Are you an author, poet, or artist who has wondered what will happen to your work after pass on? You can protect your work now, but most creatives do not make those types of legal arrangements when they are alive for a multitude of reasons. Those who do not end up having their work enter the public domain. We attempt to explain it below using resources found online.
What is Public Domain? [Stanford University] ˅
The term “public domain” refers to creative materials that are not protected by intellectual property laws such as copyright, trademark, or patent laws. The public owns these works, not an individual author or artist. Anyone can use a public domain work without obtaining permission, but no one can ever own it.

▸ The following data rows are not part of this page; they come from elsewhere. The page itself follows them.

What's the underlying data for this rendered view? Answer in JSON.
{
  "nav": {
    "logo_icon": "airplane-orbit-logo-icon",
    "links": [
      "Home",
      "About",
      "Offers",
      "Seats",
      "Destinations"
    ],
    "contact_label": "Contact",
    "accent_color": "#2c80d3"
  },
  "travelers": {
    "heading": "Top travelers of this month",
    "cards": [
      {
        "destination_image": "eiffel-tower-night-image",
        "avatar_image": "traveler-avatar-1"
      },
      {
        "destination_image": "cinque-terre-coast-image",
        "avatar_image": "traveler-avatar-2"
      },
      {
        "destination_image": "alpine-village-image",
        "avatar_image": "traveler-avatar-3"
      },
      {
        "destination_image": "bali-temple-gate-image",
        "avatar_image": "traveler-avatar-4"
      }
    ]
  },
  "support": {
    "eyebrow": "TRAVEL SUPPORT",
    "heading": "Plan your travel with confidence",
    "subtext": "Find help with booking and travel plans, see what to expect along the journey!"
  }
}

What are the reasons why works enter the public domain?
There are four common ways that works arrive in the public domain:
- the copyright has expired
- the copyright owner failed to follow copyright renewal rules
- the copyright owner deliberately places it in the public domain, known as “dedication,” or
- copyright law does not protect this type of work.
There are multiple sites online that deal with copyright protection and public domain. To share how important the topic is, here is a list of works that enter the public domain as of January 1, 2020 and January, 1, 2021.
|Margaret Mitchell||United States||8 November 1900||16 August 1949||Novelist||Gone with the Wind|
|Oswald Garrison Villard||United States||13 March 1872||1 October 1949||Journalist, civil rights activist||John Brown 1800-1859: A Biography Fifty Years After|
|Dwight D. Eisenhower||United States||14 October 1890||28 March 1969||Military Officer, statesman||Crusade in Europe|
|Jack Kerouac||United States||12 March 1922||21 October 1969||Writer||On the Road|
|Edgar Rice Burroughs||United States||1 September 1875||19 March 1950||Author of adventure and science fiction||Tarzan and Barsoom|
As you can see, it doesn’t matter if a work is considered a classic or not to ultimately belong to the public. Check with an intellectual property attorney to see how your estate can continue to own your work beyond your death.